Later on, Harris claims in alarm that "the birthrate among European Muslims is three times that of their non-Muslim neighbours. If current trends continue, France will be a majority-Muslim country in twenty-five years - and that is if immigration were to stop tomorrow." A quick look at some actual statistics shows that this rhetoric has no basis in fact. In 2016, ten years after the book was published, Muslims in France were still only 8.8% of the population (the highest percentage anywhere in the EU), and projections on the share of Muslims in Europe in 2050 went from a low of 7% to a high of 14%, depending on levels of immigration. 

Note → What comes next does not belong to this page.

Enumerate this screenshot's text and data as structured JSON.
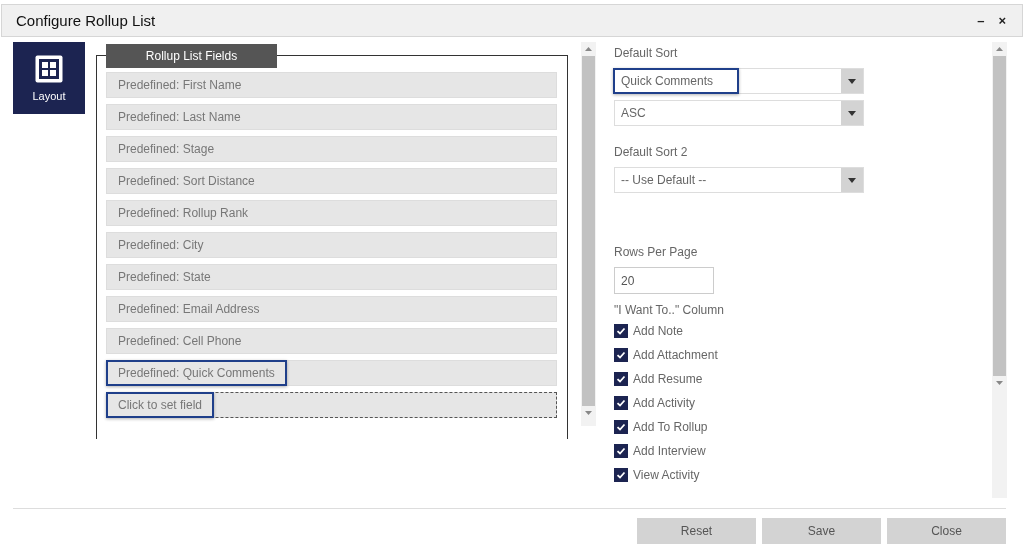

Finally, and most strikingly, Harris says that "Political correctness and fear of racism have made many Europeans reluctant to oppose the terrifying religious commitments of the extremists in their midst. With a few exceptions, the only public figures who have had the courage to speak honestly about the threat that Islam now poses to European society seem to be fascists. This does not bode well for the future of civilization." The only thing left is for him to claim that Europe is about to turn into "Eurabia", a favourite term of far-right xenophobes.

I am certainly not blind to the reactionary, misogynist and intolerant aspect of Islam as it is practiced today by Islamic communities, or to the dangers of Islamism as a political project. No one should feel they have to hold back from criticising Islamic tenets because people might find it offensive, or for fear of being called prejudiced. No one should feel forced to repeat platitudes about it being a "religion of peace" either. But when Sam Harris describes Muslim immigrants in Europe as a threatening alien body, bound to take over the continent unless something is done, he really does sound like the worst kind of right-wing extremist. These arguments can only be described as deeply problematic, and yet they raised few eyebrows at the time.

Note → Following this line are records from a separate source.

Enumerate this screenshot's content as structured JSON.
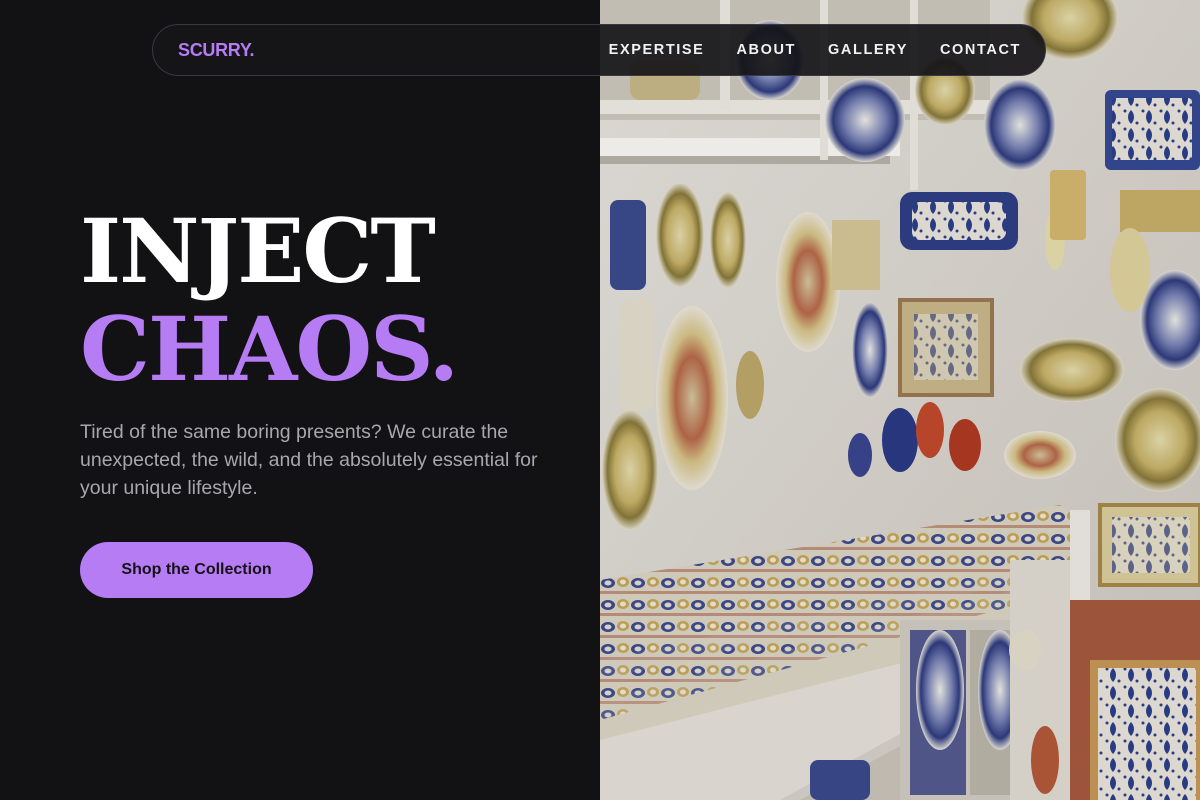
{
  "brand": {
    "logo_text": "SCURRY.",
    "accent_color": "#b67cf4",
    "background_color": "#121113"
  },
  "nav": {
    "items": [
      {
        "label": "EXPERTISE"
      },
      {
        "label": "ABOUT"
      },
      {
        "label": "GALLERY"
      },
      {
        "label": "CONTACT"
      }
    ]
  },
  "hero": {
    "headline_line1": "INJECT",
    "headline_line2": "CHAOS.",
    "tagline": "Tired of the same boring presents? We curate the unexpected, the wild, and the absolutely essential for your unique lifestyle.",
    "cta_label": "Shop the Collection",
    "image": {
      "alt": "Shop wall of hand-painted ceramic plates and pottery"
    }
  }
}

Consider also that this was the time when the US army was bogged down in Afghanistan and Iraq. Harris expressed support for the invasion of Afghanistan, which he saw entirely as an issue of fighting Muslim fundamentalists who would understand no other argument. He opposed the war in Iraq, but without much conviction, calling it a "distraction" from the necessary war in Afghanistan. Richard Dawkins held exactly the same positions. Christopher Hitchens went further, strongly supporting the US invasions of both Iraq and of Afghanistan. His extremely strong antipathy towards Islam was certainly part of the reason he became such a fan of "liberal interventionism” in the last decade of his life. The sense of injustice that many people in the non-Western world, both Muslim and non-Muslim, feel over such military interventions was clearly lost on the prophets of atheism.

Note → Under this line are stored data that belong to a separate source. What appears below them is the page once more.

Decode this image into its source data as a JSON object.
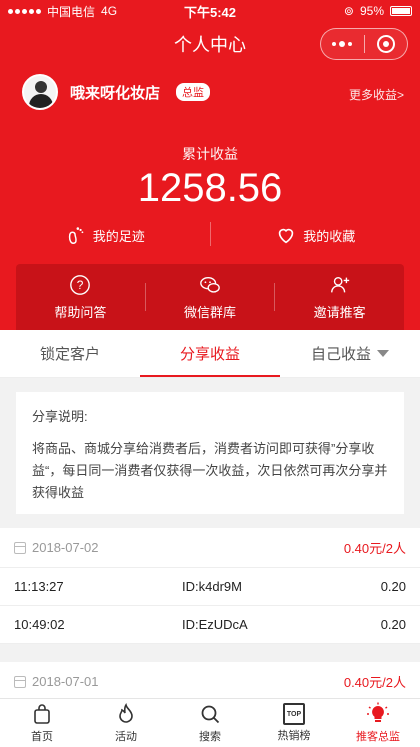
{
  "status_bar": {
    "carrier": "中国电信",
    "network": "4G",
    "time": "下午5:42",
    "battery": "95%"
  },
  "nav": {
    "title": "个人中心"
  },
  "profile": {
    "shop_name": "哦来呀化妆店",
    "badge": "总监",
    "more_income": "更多收益>"
  },
  "income": {
    "label": "累计收益",
    "value": "1258.56"
  },
  "quick": [
    {
      "label": "我的足迹",
      "icon": "footprint-icon"
    },
    {
      "label": "我的收藏",
      "icon": "heart-icon"
    }
  ],
  "tools": [
    {
      "label": "帮助问答",
      "icon": "help-icon"
    },
    {
      "label": "微信群库",
      "icon": "wechat-icon"
    },
    {
      "label": "邀请推客",
      "icon": "invite-user-icon"
    }
  ],
  "tabs": [
    "锁定客户",
    "分享收益",
    "自己收益"
  ],
  "active_tab": "分享收益",
  "notice": {
    "title": "分享说明:",
    "text": "将商品、商城分享给消费者后，消费者访问即可获得”分享收益“，每日同一消费者仅获得一次收益，次日依然可再次分享并获得收益"
  },
  "groups": [
    {
      "date": "2018-07-02",
      "summary": "0.40元/2人",
      "rows": [
        {
          "time": "11:13:27",
          "id": "ID:k4dr9M",
          "amount": "0.20"
        },
        {
          "time": "10:49:02",
          "id": "ID:EzUDcA",
          "amount": "0.20"
        }
      ]
    },
    {
      "date": "2018-07-01",
      "summary": "0.40元/2人",
      "rows": []
    }
  ],
  "tabbar": [
    {
      "label": "首页",
      "icon": "bag-icon"
    },
    {
      "label": "活动",
      "icon": "flame-icon"
    },
    {
      "label": "搜索",
      "icon": "search-icon"
    },
    {
      "label": "热销榜",
      "icon": "top-icon",
      "badge_text": "TOP"
    },
    {
      "label": "推客总监",
      "icon": "bulb-icon"
    }
  ],
  "colors": {
    "brand": "#e8191f",
    "brand_dark": "#c81218"
  }
}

Dawkins with Ariane Sherine, launching the "atheist bus campaign" in 2008

In essence, new atheism was a product of its time, and it always had a conservative and Western-centric side to it. It has now lost the attention of the public, while some of its most famous faces are busy turning themselves into pariahs in progressive circles. And yet, while the contention that most of the world's problems derive from organised religion was clearly simplistic, the call to view the world through the lenses of rationality and scientific evidence hasn't lost any of its relevance. One need only look at the proliferation of idiotic and scientifically illiterate conspiracy theories about Covid-19 and vaccines, and the widespread distrust of medical science and faith in "alternative" treatments that laid the ground for them. Irrational beliefs continue to exist and thrive in the modern world, whether in the guise of holy books and revelations or of quantum healing and homeopathy.